Но была у нее странная мечта красоту эту непременно присвоить и узаконить — обвести ее кольцом, как заколдованным кругом, и так твердо держалась она за эту свою мечту, что вот еще и теперь берегла себя и надеялась, и если говорила об этом с Сыромолотовым, то потому, что тот ее спокойно и внимательно слушал, что был он уже старик и тоже о чем-то своем мечтал, — так ей казалось, — так что хотя говорила только одна она, но за столом в темноватой от деревьев под окнами столовой сидело их двое мечтавших.
Было у нее множество историй (и как, не смешиваясь, помещались они в ее памяти!), все сотканных из красивых шатенов, брюнетов, блондинов, непременно из высшего круга, и простых горничных, швеек, мещанских девиц… Они, все эти девицы, были только миловидны собой — не красавицы, отнюдь нет, а только миловидны, — мужчины же были писаные красавцы, больше лейтенанты и мичманы флота и гвардейцы; они за большие деньги покупали им, этим горничным и швейкам, баронство, чтобы ввести их в круг своих дам, а свадьбу справляли непременно таинственно, при закрытых дверях, чтобы та или иная барышня из общества, мучимая ревностью и завистью, не помешала им сочетаться законным браком.
И вся полная этих странных и сладко волнующих ее историй, она была неутомимой и едва ли заменимой хозяйкой в доме Сыромолотова. Она поспевала везде одна — всегда здоровая, всегда ровно настроенная, всегда стремительная в движениях, всегда влюбленная и в свои мечты и в тот неизменный и прочный хозяйственный уклад, который сама же она и создала здесь. Она ценила место у Сыромолотова и говорила своим знакомым:
— Я там — сама большая, сама маленькая: некому мне там ответы отвечать.
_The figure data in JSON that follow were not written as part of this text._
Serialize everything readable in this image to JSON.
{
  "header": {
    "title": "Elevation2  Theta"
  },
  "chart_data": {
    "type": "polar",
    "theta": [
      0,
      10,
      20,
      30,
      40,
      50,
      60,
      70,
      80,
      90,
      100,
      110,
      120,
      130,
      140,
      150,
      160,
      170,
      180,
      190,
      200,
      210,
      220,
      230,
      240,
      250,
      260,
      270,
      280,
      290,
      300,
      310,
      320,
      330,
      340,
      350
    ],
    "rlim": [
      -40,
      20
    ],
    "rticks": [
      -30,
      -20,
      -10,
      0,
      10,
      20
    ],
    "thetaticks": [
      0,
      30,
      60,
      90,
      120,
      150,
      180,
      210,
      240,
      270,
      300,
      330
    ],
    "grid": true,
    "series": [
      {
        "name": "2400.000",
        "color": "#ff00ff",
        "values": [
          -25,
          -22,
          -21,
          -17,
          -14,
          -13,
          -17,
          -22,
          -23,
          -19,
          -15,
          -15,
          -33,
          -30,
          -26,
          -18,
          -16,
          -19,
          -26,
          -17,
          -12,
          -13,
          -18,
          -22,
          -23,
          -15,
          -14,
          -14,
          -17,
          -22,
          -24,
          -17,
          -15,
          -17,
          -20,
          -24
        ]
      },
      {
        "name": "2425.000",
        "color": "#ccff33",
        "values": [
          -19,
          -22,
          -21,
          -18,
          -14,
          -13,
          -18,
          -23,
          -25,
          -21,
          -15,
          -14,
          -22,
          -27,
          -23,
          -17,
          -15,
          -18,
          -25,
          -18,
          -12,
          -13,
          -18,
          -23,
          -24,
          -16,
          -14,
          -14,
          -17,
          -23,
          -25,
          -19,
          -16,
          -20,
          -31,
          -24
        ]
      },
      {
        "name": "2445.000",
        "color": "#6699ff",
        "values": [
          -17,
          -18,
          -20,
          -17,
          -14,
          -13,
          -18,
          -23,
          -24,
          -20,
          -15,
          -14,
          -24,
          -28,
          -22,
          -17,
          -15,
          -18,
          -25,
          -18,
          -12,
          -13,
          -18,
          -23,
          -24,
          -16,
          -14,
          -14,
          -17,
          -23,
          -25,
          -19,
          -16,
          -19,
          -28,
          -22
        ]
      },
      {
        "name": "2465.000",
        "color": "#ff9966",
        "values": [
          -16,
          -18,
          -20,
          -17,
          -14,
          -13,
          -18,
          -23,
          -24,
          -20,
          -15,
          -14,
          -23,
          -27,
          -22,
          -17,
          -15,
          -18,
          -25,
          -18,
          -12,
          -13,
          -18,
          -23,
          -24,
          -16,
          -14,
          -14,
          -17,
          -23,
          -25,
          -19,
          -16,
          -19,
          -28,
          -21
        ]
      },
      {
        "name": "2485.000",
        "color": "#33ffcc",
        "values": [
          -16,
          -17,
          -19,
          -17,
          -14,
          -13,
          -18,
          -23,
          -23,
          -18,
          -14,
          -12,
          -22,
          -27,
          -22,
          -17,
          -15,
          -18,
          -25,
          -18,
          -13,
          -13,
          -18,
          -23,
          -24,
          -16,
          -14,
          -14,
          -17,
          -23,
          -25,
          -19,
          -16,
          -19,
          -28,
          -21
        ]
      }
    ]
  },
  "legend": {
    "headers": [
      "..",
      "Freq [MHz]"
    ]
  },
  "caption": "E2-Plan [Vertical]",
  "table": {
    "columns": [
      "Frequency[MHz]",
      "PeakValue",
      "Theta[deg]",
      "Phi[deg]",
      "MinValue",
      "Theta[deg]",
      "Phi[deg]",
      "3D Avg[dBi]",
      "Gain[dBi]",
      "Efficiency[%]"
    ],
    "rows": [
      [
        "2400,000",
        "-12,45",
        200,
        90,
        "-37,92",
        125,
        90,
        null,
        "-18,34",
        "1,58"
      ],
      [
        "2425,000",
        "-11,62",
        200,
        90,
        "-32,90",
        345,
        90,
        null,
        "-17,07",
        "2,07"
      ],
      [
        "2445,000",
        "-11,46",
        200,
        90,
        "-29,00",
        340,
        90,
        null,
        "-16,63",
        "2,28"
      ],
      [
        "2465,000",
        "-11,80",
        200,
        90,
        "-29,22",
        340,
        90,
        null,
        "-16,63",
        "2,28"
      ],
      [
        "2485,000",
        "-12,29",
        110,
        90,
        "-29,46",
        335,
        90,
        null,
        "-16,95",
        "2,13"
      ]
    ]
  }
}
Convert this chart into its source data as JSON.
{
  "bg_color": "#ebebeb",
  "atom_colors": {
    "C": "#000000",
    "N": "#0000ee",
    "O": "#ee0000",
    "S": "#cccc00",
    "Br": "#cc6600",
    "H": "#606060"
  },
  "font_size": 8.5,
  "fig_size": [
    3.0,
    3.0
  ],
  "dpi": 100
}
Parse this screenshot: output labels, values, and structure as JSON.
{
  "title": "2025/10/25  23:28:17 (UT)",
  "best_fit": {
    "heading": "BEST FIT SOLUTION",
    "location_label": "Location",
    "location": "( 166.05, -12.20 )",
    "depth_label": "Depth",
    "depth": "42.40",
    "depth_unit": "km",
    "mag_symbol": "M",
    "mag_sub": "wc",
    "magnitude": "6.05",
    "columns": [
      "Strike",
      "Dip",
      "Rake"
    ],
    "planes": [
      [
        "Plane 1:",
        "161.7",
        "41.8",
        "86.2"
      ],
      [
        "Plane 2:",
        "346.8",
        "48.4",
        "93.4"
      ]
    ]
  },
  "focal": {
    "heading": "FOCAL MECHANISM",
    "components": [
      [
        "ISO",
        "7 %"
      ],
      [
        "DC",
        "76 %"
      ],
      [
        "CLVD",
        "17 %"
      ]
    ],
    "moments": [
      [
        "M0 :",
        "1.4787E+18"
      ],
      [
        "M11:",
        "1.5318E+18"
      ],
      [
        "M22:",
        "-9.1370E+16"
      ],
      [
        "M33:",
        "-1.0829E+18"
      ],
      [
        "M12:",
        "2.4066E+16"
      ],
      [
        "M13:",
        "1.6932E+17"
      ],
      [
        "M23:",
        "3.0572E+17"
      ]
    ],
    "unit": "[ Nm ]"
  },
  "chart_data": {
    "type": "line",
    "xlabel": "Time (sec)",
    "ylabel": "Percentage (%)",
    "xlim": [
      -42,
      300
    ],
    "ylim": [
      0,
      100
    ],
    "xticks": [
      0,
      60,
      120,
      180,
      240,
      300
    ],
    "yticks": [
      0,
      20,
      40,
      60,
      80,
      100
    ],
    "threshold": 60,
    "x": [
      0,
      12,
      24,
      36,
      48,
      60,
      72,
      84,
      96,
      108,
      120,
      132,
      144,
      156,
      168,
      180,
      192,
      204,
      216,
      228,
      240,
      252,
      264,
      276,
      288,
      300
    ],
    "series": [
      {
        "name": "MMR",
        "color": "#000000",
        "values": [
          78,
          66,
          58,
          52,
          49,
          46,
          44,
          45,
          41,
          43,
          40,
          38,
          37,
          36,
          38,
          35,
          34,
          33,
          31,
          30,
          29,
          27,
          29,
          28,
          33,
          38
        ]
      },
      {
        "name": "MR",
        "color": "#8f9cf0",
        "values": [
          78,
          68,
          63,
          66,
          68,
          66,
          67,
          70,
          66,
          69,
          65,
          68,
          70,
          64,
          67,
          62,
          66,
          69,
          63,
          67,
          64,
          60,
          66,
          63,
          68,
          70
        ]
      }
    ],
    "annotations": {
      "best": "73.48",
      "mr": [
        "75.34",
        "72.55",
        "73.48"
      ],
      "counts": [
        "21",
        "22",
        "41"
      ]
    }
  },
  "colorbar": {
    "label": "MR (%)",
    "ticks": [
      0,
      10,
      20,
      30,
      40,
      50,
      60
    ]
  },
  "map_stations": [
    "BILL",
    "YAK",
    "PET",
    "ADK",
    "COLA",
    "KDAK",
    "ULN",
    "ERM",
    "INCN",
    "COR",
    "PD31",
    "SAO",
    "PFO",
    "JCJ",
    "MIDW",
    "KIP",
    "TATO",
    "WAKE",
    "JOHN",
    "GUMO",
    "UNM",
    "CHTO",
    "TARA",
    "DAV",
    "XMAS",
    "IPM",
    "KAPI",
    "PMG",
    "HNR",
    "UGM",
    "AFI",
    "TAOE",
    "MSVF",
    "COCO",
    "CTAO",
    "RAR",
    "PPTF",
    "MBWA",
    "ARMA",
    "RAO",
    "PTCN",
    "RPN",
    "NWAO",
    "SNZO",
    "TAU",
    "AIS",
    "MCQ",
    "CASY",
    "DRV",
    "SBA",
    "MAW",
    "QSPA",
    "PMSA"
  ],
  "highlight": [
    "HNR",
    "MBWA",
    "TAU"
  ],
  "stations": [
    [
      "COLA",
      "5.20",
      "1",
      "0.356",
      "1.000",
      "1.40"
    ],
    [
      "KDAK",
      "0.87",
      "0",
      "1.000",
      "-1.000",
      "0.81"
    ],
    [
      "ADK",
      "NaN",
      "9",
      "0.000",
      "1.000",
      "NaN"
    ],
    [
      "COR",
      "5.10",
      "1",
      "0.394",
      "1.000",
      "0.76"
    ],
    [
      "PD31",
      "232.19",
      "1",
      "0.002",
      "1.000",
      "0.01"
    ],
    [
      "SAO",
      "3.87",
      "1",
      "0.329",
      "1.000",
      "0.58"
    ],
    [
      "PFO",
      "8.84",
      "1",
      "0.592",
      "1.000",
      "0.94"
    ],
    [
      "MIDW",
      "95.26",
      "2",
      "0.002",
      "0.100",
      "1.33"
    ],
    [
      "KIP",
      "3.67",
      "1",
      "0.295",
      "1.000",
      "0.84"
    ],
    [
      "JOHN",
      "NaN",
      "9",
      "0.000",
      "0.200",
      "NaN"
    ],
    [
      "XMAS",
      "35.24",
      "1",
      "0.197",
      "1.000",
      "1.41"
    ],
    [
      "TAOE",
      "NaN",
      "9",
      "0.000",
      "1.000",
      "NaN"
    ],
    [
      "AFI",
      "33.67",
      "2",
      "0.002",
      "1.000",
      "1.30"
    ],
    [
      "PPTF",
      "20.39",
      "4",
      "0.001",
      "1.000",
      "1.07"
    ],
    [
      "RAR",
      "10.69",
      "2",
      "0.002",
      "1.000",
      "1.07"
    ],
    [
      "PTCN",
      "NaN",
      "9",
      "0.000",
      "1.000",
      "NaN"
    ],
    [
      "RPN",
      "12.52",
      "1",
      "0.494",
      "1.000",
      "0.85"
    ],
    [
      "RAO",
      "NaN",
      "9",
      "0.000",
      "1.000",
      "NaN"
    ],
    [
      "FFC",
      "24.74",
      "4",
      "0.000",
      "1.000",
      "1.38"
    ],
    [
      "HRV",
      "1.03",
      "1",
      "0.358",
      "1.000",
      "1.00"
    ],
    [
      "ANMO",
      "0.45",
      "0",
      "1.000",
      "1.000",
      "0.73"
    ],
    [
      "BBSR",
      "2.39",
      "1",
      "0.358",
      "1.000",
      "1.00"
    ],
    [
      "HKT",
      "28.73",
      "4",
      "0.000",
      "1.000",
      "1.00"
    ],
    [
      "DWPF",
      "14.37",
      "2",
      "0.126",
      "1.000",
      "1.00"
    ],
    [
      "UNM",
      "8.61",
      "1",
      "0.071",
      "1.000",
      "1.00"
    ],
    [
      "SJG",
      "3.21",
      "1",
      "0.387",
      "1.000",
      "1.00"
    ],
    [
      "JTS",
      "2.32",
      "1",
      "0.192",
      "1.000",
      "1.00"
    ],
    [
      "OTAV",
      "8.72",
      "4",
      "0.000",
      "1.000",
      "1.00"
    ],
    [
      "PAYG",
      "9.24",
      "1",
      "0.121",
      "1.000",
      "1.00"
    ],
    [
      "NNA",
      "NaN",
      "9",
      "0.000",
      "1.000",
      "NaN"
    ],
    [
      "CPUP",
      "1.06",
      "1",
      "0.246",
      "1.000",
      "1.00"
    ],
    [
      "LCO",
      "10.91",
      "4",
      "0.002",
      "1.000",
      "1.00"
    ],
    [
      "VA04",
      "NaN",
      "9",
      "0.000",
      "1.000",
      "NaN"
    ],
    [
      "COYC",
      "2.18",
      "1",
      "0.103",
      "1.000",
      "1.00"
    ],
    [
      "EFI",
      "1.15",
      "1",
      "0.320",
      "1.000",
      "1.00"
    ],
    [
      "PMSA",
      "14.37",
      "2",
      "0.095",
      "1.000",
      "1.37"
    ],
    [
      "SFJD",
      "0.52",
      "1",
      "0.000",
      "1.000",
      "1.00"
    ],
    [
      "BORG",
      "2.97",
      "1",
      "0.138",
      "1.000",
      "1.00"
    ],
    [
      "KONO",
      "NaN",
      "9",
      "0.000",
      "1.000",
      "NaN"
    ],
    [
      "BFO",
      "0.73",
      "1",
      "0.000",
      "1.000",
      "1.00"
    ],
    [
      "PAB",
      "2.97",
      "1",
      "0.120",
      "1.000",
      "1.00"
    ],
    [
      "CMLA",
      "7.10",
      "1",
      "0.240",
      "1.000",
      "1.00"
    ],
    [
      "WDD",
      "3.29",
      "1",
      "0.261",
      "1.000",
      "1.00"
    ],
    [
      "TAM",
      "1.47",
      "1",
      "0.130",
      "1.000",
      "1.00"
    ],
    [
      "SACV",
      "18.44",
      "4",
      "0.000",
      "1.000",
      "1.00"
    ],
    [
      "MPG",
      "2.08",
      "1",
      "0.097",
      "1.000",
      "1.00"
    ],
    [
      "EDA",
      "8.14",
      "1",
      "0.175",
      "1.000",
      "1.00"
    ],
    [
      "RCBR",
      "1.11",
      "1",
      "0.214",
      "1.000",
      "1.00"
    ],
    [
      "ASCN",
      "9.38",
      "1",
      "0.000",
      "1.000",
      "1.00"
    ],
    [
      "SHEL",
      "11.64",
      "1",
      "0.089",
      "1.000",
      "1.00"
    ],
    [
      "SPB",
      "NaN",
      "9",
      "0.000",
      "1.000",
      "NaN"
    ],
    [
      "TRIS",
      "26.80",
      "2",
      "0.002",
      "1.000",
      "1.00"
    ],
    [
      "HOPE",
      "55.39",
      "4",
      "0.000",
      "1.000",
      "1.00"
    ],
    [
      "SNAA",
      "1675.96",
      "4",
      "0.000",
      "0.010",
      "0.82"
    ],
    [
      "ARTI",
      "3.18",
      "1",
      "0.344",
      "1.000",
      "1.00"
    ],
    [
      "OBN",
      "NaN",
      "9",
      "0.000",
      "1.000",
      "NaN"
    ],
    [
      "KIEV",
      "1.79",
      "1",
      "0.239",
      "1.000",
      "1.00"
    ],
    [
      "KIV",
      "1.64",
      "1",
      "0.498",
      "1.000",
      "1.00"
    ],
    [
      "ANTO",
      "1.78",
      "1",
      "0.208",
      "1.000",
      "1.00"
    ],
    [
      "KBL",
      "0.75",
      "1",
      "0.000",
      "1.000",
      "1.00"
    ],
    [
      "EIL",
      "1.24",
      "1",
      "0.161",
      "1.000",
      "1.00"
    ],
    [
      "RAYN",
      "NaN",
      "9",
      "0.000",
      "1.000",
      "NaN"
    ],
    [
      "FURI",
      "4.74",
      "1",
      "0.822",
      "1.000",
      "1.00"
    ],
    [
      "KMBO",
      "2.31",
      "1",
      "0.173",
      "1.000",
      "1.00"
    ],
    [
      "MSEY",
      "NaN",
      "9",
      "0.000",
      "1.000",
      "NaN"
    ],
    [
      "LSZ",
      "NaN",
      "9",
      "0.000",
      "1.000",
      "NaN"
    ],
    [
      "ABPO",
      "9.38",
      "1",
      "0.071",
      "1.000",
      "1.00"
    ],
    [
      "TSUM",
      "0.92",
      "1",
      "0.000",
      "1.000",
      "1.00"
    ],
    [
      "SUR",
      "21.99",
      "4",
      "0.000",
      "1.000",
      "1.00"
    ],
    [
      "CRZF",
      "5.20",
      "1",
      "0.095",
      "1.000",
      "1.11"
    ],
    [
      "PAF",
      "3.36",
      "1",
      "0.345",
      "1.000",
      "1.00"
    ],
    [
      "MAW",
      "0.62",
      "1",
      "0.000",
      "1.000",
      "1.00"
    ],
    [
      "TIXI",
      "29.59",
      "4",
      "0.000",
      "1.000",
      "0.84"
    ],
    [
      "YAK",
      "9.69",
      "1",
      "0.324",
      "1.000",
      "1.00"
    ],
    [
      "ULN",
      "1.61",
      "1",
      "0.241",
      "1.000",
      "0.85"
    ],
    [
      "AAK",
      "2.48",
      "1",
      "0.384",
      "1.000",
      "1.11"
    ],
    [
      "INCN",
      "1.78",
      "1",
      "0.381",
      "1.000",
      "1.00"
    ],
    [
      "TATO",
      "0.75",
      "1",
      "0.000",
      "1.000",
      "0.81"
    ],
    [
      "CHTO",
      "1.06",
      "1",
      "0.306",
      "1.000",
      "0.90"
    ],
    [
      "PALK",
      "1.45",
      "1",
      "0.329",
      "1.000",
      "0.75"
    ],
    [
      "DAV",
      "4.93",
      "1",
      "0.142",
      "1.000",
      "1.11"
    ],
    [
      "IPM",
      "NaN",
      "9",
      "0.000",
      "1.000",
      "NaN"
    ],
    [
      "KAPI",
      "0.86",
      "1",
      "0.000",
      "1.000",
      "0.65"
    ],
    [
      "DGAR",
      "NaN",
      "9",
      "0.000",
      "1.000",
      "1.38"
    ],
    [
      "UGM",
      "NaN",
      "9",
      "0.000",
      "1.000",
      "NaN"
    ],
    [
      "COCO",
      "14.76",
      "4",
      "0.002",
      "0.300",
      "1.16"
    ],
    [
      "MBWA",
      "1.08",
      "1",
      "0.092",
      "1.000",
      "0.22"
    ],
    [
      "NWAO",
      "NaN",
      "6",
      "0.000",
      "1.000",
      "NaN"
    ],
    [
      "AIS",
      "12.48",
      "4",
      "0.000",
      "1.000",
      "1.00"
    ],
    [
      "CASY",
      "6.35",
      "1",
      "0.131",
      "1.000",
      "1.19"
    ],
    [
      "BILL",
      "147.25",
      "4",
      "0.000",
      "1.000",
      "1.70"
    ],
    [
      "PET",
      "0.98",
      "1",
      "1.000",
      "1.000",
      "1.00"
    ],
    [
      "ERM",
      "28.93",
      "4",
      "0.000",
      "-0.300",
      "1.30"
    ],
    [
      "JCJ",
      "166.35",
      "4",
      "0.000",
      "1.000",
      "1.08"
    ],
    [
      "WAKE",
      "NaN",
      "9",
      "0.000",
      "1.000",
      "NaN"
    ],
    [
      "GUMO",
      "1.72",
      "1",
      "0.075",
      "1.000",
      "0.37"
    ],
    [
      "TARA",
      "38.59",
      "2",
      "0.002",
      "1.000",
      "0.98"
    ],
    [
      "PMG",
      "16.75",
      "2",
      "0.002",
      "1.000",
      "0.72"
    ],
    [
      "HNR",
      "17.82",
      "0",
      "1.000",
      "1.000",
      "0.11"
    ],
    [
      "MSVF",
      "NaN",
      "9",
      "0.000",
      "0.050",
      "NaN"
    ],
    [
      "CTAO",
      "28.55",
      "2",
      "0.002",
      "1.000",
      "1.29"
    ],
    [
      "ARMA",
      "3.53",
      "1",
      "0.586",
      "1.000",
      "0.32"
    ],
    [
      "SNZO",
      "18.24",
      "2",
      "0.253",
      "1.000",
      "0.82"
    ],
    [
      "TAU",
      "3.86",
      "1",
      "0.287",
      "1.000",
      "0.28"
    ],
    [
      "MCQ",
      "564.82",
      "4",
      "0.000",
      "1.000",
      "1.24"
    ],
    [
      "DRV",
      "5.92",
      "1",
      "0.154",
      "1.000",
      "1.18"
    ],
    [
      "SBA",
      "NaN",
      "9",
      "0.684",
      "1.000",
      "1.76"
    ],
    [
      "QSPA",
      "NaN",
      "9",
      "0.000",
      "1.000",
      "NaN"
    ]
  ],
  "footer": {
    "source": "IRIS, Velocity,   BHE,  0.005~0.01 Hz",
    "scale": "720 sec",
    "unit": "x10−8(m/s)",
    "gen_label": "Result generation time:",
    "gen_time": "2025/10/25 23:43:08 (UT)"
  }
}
И платья она любила подобранные и всегда носила корсеты, чтобы не распускаться. И в полную противоположность своему хозяину, не выходившему дома из халата, давно уже везде вышедшего из моды, она всегда была принаряжена и к обеду приходила всегда с каким-нибудь цветком, неизменно приколотым английской булавкой на груди слева: ранней весною — с букетиком белых подснежников, зимою — с душной геранью или фуксией, которые заполняли в ее комнате столы и окна…
А стены этой ее комнаты были увешаны вырезанными из журналов портретами разных красивых мужчин, большей частью военного сословия, но в число их зачем-то попали Эдгар По, Александр Дюма-сын и Перси Биши Шелли… Последний, может быть, просто в виде многообещающего мальчика, который, конечно же, будет очень интересен, когда у него вырастут, наконец, усы.
Как можно жить так, совсем почти не видя людей, как жил ее хозяин, этого Марья Гавриловна не понимала и считала это за какой-то особый вид эпитимьи, им ли самим на себя наложенной или выполняемой по чьему-нибудь приказу.
Художник вставал рано, чуть солнце.
Если день был ясный, ловил солнечные пятна в своем саду, на корявых грабовых сучьях, в просветах густых каштанов, на дорожках, победно зарастающих травою… Но больше работал он в своей мастерской.
В картинах Марья Гавриловна понимала гораздо меньше, чем в золотых кольцах, прическах, супах, шатенах и церковных службах, и когда ни спрашивали, чем занят Сыромолотов, — отвечала:
— Рисует все… А спросите его, — к чему это?